Apples are generally near the top of EWG’s Dirty Dozen™ list because they contain an average of 4.4 pesticide residues, including some at high concentrations. One chemical found on apples in particular has triggered an intense international debate, set U.S. and Europe on radically different courses, and given Americans one more reason to buy organic apples.

Few Americans may realize, but most conventionally grown apples are drenched in diphenylamine, an antioxidant chemical treatment to prevent the skins of apples in cold storage from developing brown or black patches known as “storage scald.” Tests of raw apples conducted by U.S. Department of Agriculture scientists in 2016, the most recent year for which data are available, found diphenylamine on 80 percent of them, with an average concentration of 0.28 parts per million.1

American apple growers contend that diphenylamine is a benign treatment. European officials, on the other hand, are not satisfied that the chemical may be harmless. Beginning in 2014 it enacted a restriction on any imported apples and pears treated with the chemical.2 The USDA reports that apple exports from the U.S. to Europe declined by two-thirds since this restriction took effect.3

Since diphenylamine is sprayed on fruit after it is harvested, USDA tests of apples find it more often and at greater concentrations than most other pesticide residues. (Diphenylamine is regulated as a pesticide, but it does not kill insects, weeds or fungal growth.) Diphenylamine was also found in 36 percent of applesauce samples, but at much lower concentrations.

The U.S. Environmental Protection Agency reviewed the safety of diphenylamine in 1998 and concluded that its use posed no unacceptable risk to people or the environment.4 It is scheduled to update its safety assessment in 2018, but presently allows maximum concentrations of diphenylamine of 10 parts per million on apples and 5 parts per million on pears.
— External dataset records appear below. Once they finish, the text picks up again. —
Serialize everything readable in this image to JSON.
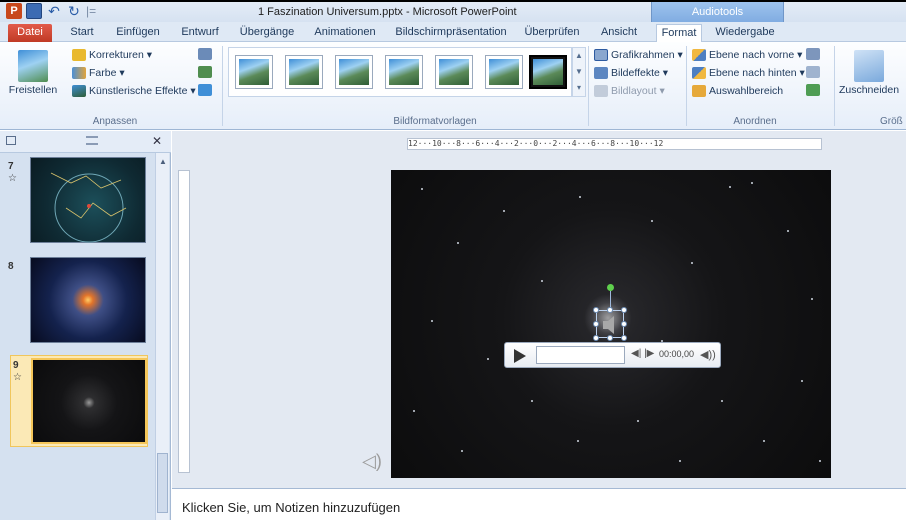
{
  "app": {
    "title": "1 Faszination Universum.pptx - Microsoft PowerPoint",
    "logo_letter": "P",
    "context_tab_header": "Audiotools"
  },
  "qat": {
    "undo": "↶",
    "redo": "↻",
    "customize": "|="
  },
  "tabs": [
    "Datei",
    "Start",
    "Einfügen",
    "Entwurf",
    "Übergänge",
    "Animationen",
    "Bildschirmpräsentation",
    "Überprüfen",
    "Ansicht",
    "Format",
    "Wiedergabe"
  ],
  "active_tab": "Format",
  "ribbon": {
    "adjust": {
      "freistellen": "Freistellen",
      "korrekturen": "Korrekturen ▾",
      "farbe": "Farbe ▾",
      "kuenstlerische": "Künstlerische Effekte ▾",
      "label": "Anpassen"
    },
    "styles": {
      "label": "Bildformatvorlagen"
    },
    "picture_options": {
      "rahmen": "Grafikrahmen ▾",
      "effekte": "Bildeffekte ▾",
      "layout": "Bildlayout ▾"
    },
    "arrange": {
      "vorne": "Ebene nach vorne ▾",
      "hinten": "Ebene nach hinten ▾",
      "auswahl": "Auswahlbereich",
      "label": "Anordnen"
    },
    "size": {
      "zuschneiden": "Zuschneiden",
      "label": "Größ"
    }
  },
  "slides": [
    {
      "number": "7",
      "star": "☆"
    },
    {
      "number": "8",
      "star": ""
    },
    {
      "number": "9",
      "star": "☆"
    }
  ],
  "ruler": {
    "horizontal": "12···10···8···6···4···2···0···2···4···6···8···10···12"
  },
  "player": {
    "time": "00:00,00",
    "skip": "◀| |▶",
    "volume": "◀))"
  },
  "notes": {
    "placeholder": "Klicken Sie, um Notizen hinzuzufügen"
  },
  "colors": {
    "file_tab": "#c03a25",
    "context_tab": "#7eaae0",
    "selection": "#f5c659"
  }
}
European regulators, to the contrary, ascribe the absence of evidence of harm to poor investigation. They concluded that the manufacturers of diphenylamine had not provided enough testing to prove that their product and any chemicals formed when it broke down were safe.5

The European officials concerns center around the possible formation of nitrosamines on diphenylamine-treated fruit. Nitrosamines cause cancer in laboratory animals, and some studies have found that people who eat foods with nitrosamines have elevated rates of stomach and esophageal cancers.6 Nitrosamines form when nitrogen-containing compounds combine with amines, like diphenylamine. Since the 1970s, government agencies have regulated foods and consumer products to limit concentrations of chemicals that can serve as building blocks of nitrosamines.
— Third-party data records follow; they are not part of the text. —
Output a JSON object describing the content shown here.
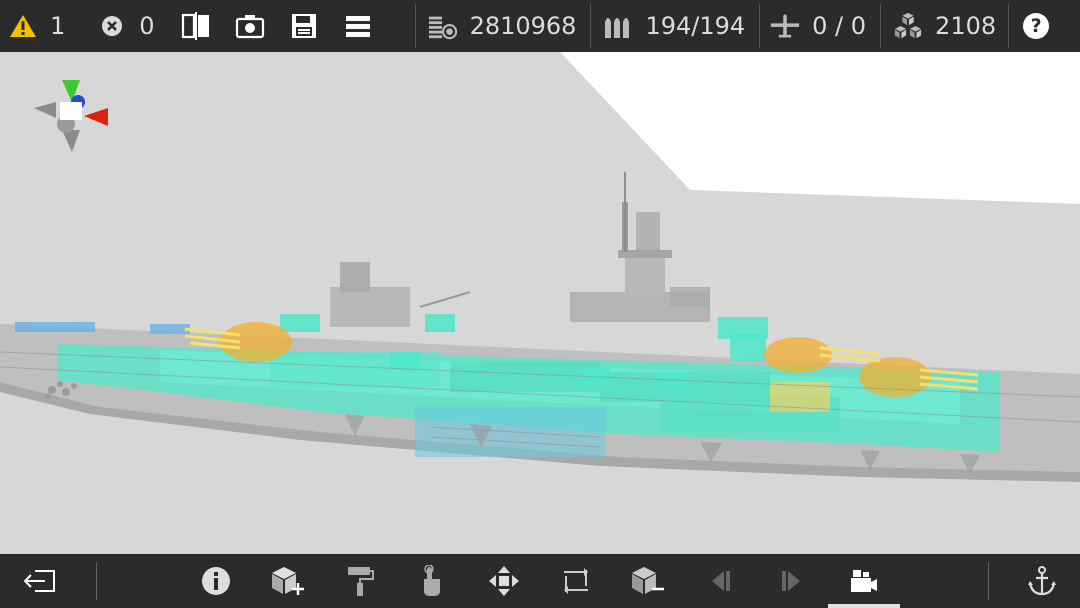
{
  "topbar": {
    "warnings": "1",
    "errors": "0",
    "cost": "2810968",
    "ammo": "194/194",
    "aircraft": "0 / 0",
    "blocks": "2108",
    "help_label": "?"
  },
  "colors": {
    "bar_bg": "#2b2b2b",
    "warning": "#f2c200",
    "armor": "#4de8c8",
    "turret": "#f0b030",
    "ground": "#d6d6d6",
    "sky": "#ffffff"
  }
}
Since Americans eat on average nearly 10 pounds of raw apples every year,7 even low levels of nitrosamines on apples could potentially pose a risk to human health.

European regulators theorized that nitrosamines could be generated if diphenylamine combined – either during storage or when fruit was processed – with a source of nitrogen, an element ubiquitous in the environment. But they had little hard evidence that this chemical reaction was, in fact, occurring. Beginning in 2008, they pressed the chemical companies that make diphenylamine for test data that showed whether nitrosamines or other harmful chemicals formed when containers of diphenylamine sat on shelves, when fruit was treated with diphenylamine and stored for a long time, and when diphenylamine-treated fruit was processed into juices, purees and sauces.8 The industry provided one study that detected three unknown chemicals on diphenylamine-treated apples at concentrations greater than 50 parts per billion, but it could not determine if any of these chemicals were nitrosamines. It did not study whether nitrosamines were being formed on diphenylamine-treated apples made into apple juice or applesauce.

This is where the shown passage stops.